Interventional Cardiology Unit, Cardiovascular Department, Santa Croce and Carle Hospital, Italy.
J Cardiovasc Med (Hagerstown). 2011 Feb;12(2):116-21. doi: 10.2459/JCM.0b013e328340392c.
Radial arterial access is becoming increasingly popular for coronary angiography and angioplasty. The technique is, however, more demanding than femoral arterial access, and hemostasis is not care-free. A quality assurance program was run by our nursing staff, with patient follow-up, to monitor radial arterial access implementation in our laboratory.
In 973 consecutive patients, both a hydrophilic sheath and an inflatable bandage for hemostasis were used. Bandage inflation volume and time were both reduced through subsequent data audit and protocol changes (A = 175 patients; B = 297; C = 501).

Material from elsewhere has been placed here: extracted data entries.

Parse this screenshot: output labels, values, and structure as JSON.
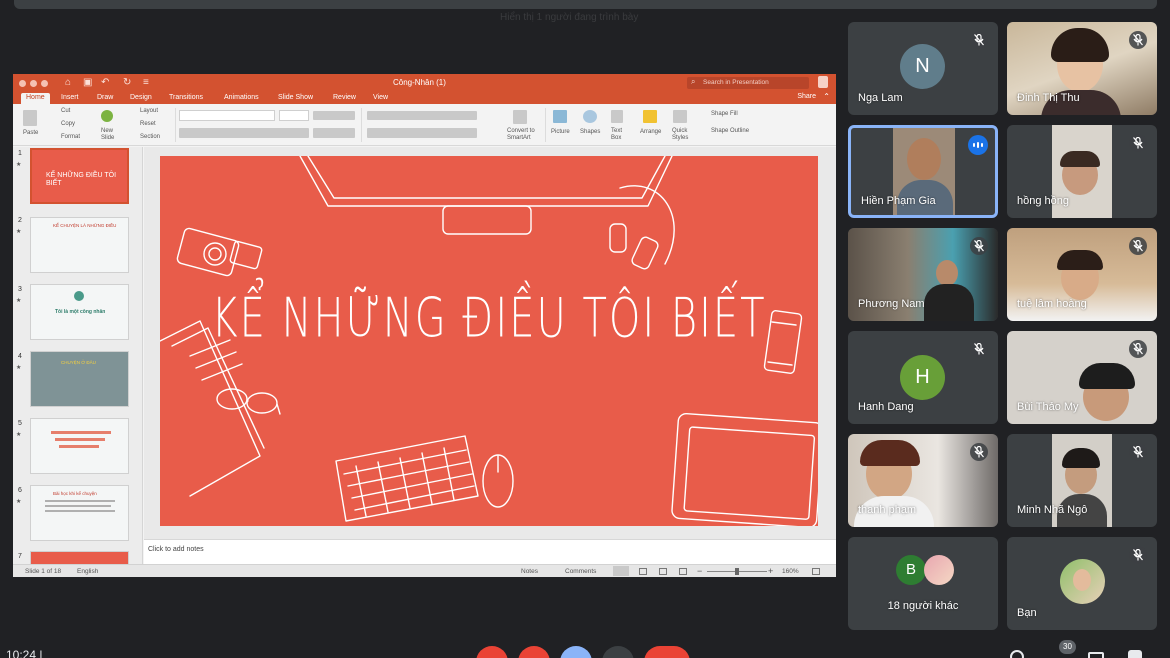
{
  "top": {
    "ghost_text": "Hiển thị 1 người đang trình bày"
  },
  "ppt": {
    "doc_title": "Công-Nhân (1)",
    "search_placeholder": "Search in Presentation",
    "share": "Share",
    "tabs": [
      "Home",
      "Insert",
      "Draw",
      "Design",
      "Transitions",
      "Animations",
      "Slide Show",
      "Review",
      "View"
    ],
    "ribbon": {
      "paste": "Paste",
      "cut": "Cut",
      "copy": "Copy",
      "format": "Format",
      "new_slide": "New\nSlide",
      "layout": "Layout",
      "reset": "Reset",
      "section": "Section",
      "convert": "Convert to\nSmartArt",
      "picture": "Picture",
      "shapes": "Shapes",
      "text_box": "Text\nBox",
      "arrange": "Arrange",
      "quick_styles": "Quick\nStyles",
      "shape_fill": "Shape Fill",
      "shape_outline": "Shape Outline"
    },
    "thumbnails": [
      {
        "num": "1",
        "title": "KỂ NHỮNG ĐIỀU TÔI BIẾT"
      },
      {
        "num": "2",
        "title": "KỂ CHUYỆN LÀ NHỮNG ĐIỀU"
      },
      {
        "num": "3",
        "title": "Tôi là một công nhân"
      },
      {
        "num": "4",
        "title": "CHUYỆN Ở ĐÂU"
      },
      {
        "num": "5",
        "title": ""
      },
      {
        "num": "6",
        "title": "Bài học khi kể chuyện"
      },
      {
        "num": "7",
        "title": ""
      }
    ],
    "slide_title": "KỂ NHỮNG ĐIỀU TÔI BIẾT",
    "notes_placeholder": "Click to add notes",
    "status": {
      "slide_of": "Slide 1 of 18",
      "language": "English",
      "notes": "Notes",
      "comments": "Comments",
      "zoom": "160%"
    }
  },
  "participants": [
    {
      "name": "Nga Lam",
      "initial": "N",
      "avatar_color": "#607d8b",
      "muted": true,
      "type": "avatar"
    },
    {
      "name": "Đinh Thị Thu",
      "muted": true,
      "type": "video"
    },
    {
      "name": "Hiền Phạm Gia",
      "muted": false,
      "speaking": true,
      "type": "video"
    },
    {
      "name": "hồng hồng",
      "muted": true,
      "type": "video"
    },
    {
      "name": "Phương Nam",
      "muted": true,
      "type": "video"
    },
    {
      "name": "tuệ lâm hoàng",
      "muted": true,
      "type": "video"
    },
    {
      "name": "Hanh Dang",
      "initial": "H",
      "avatar_color": "#689f38",
      "muted": true,
      "type": "avatar"
    },
    {
      "name": "Bùi Thảo My",
      "muted": true,
      "type": "video"
    },
    {
      "name": "thanh phạm",
      "muted": true,
      "type": "video"
    },
    {
      "name": "Minh Nhã Ngô",
      "muted": true,
      "type": "video"
    },
    {
      "name": "18 người khác",
      "initial": "B",
      "avatar_color": "#2e7d32",
      "type": "others"
    },
    {
      "name": "Bạn",
      "muted": true,
      "type": "self"
    }
  ],
  "bottom": {
    "clock": "10:24 | ",
    "participants_count": "30"
  },
  "colors": {
    "ppt_accent": "#d35230",
    "slide_bg": "#e85c4a",
    "meet_bg": "#202124",
    "tile_bg": "#3c4043",
    "active_border": "#8ab4f8",
    "end_call": "#ea4335"
  }
}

An increase was achieved in the percentage of patients with neither loss of radial pulse nor hematoma of any size (A = 81.3%, B = 90.9%, C = 92.2%, P < 0.001), and no discomfort at all (A = 44.2%, B = 75.1%, C = 89.3%, P < 0.001). Follow-up was available for 965 patients (99%), and in 956, the access site could be re-inspected at least once. There were no vascular complications. Overall, the radial artery pulse was absent at latest follow-up in 0.6% of cases (95% confidence interval 0.21-1.05%). In 460 consecutive patients with complete assessment in protocol C, a palpable arterial pulse was absent in 5% of cases at about 20 h after hemostasis. Barbeau's test was positive in 26.5% of patients (95% confidence interval 22.5-30.6%). They had a significantly lower body weight, a lower systolic blood pressure at hemostasis, and a higher bandage inflation volume; a hematoma of any size and the report of any discomfort were also more frequent. Barbeau's test returned to normal in 30% of them 3-60 days later.
Our nurse-led quality assurance program helped us in reducing minor vascular sequelae and improving patient comfort after radial access. Early occlusion of the radial artery as detected by pulse oxymeter is frequent, often reversible, and may be mostly related to trauma/occlusion of the artery during hemostasis.
桡动脉入路在冠状动脉造影和血管成形术中越来越受欢迎。然而,与股动脉入路相比,该技术要求更高,止血并非无忧。我们的护理人员实施了一项质量保证计划,对患者进行随访,以监测我们实验室中桡动脉入路的实施情况。
在 973 例连续患者中,均使用亲水鞘和充气止血带。通过随后的数据审核和方案变更(A = 175 例;B = 297 例;C = 501 例),减少了止血带充气量和时间。
患者桡动脉搏动无减弱且无任何大小血肿的百分比增加(A = 81.3%,B = 90.9%,C = 92.2%,P < 0.001),无任何不适(A = 44.2%,B = 75.1%,C = 89.3%,P < 0.001)。965 例患者(99%)可获得随访,956 例患者至少有一次可对入路部位进行复查。无血管并发症。总体而言,在最新随访时,桡动脉搏动消失的病例占 0.6%(95%置信区间 0.21-1.05%)。在 460 例接受方案 C 完全评估的连续患者中,止血后约 20 小时,有 5%的患者脉搏触诊无搏动。Barbeau 测试阳性的患者占 26.5%(95%置信区间 22.5-30.6%)。他们的体重明显较轻,止血时收缩压较低,止血带充气量较大;有任何大小的血肿和任何不适报告的情况也更频繁。Barbeau 测试在 30%的患者中在 3-60 天后恢复正常。
我们的护理人员主导的质量保证计划有助于减少桡动脉入路后的小血管后遗症并提高患者舒适度。通过脉搏血氧仪检测到的桡动脉早期闭塞较为常见,通常是可逆的,可能主要与止血时动脉的创伤/闭塞有关。